Wypad na Śleżę - 6 grudnia 2008
Średniowieczny kronikarz i biskup Thietmar z Merseburga napisał na początku XI wieku o Ślęży: "Owa góra wielkiej doznawała czci u wszystkich mieszkańców z powodu swego ogromu oraz przeznaczenia, jako że odprawiano na niej przeklęte pogańskie obrzędy”.

Ślęża jest najwyższym szczytem Przedgórza Sudeckiego (wysokość - 718 m n.p.m.) i przy dobrej pogodzie widoczna jest z Wrocławia (m.in. z "teków" bardzo szczęśliwy ), od którego oddalona jest zaledwie o 35 km. Wszystkich, którzy chcieliby wejść na jej wierzchołek, poznać ciekawe zakątki, otrzeć się o tajemniczą aurę (którą oddaje cytat z początku posta) serdecznie zapraszam na wyprawę, którą organizuję.
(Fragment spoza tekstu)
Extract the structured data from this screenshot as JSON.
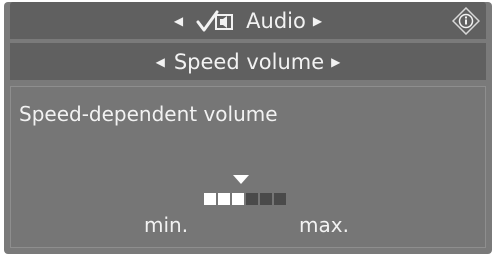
{
  "header": {
    "title": "Audio",
    "icon": "audio-settings-icon",
    "info_icon": "info-icon"
  },
  "subheader": {
    "title": "Speed volume"
  },
  "panel": {
    "title": "Speed-dependent volume",
    "level": {
      "current": 3,
      "total": 6
    },
    "min_label": "min.",
    "max_label": "max."
  },
  "colors": {
    "bar": "#606060",
    "panel": "#767676",
    "text": "#f2f2f2",
    "segment_on": "#ffffff",
    "segment_off": "#4a4a4a"
  }
}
Kiedy: 6 grudnia 2008 r. (sobota)
Czym jedziemy: autobus nr 522 z Dworca PKS, odjazd o godzinie 7.00, stanowisko 6
Koszt: bilet w jedną stronę 6 zł (w drugą tyle samo wesoły )
Powrót: w godzinach popołudniowo-wieczornych
Co zabrać: suchy prowiant i mokre picie, ciepłe ciuszki, może się przydać latarka i mapa Ślęży

Przewodnik (czyli ja bardzo szczęśliwy ) poprowadzi Was swą autorską trasą (częściowo poza szlakami turystycznymi, co jednak nie znaczy, że będziemy iść na przełaj oczko ) i pokaże Wam większość najciekawszych miejsc na zboczach Ślęży, jak również fachowo objaśni co widać z wieży widokowej na wierzchołku (o ile widoczność będzie większa niż 10 metrów...).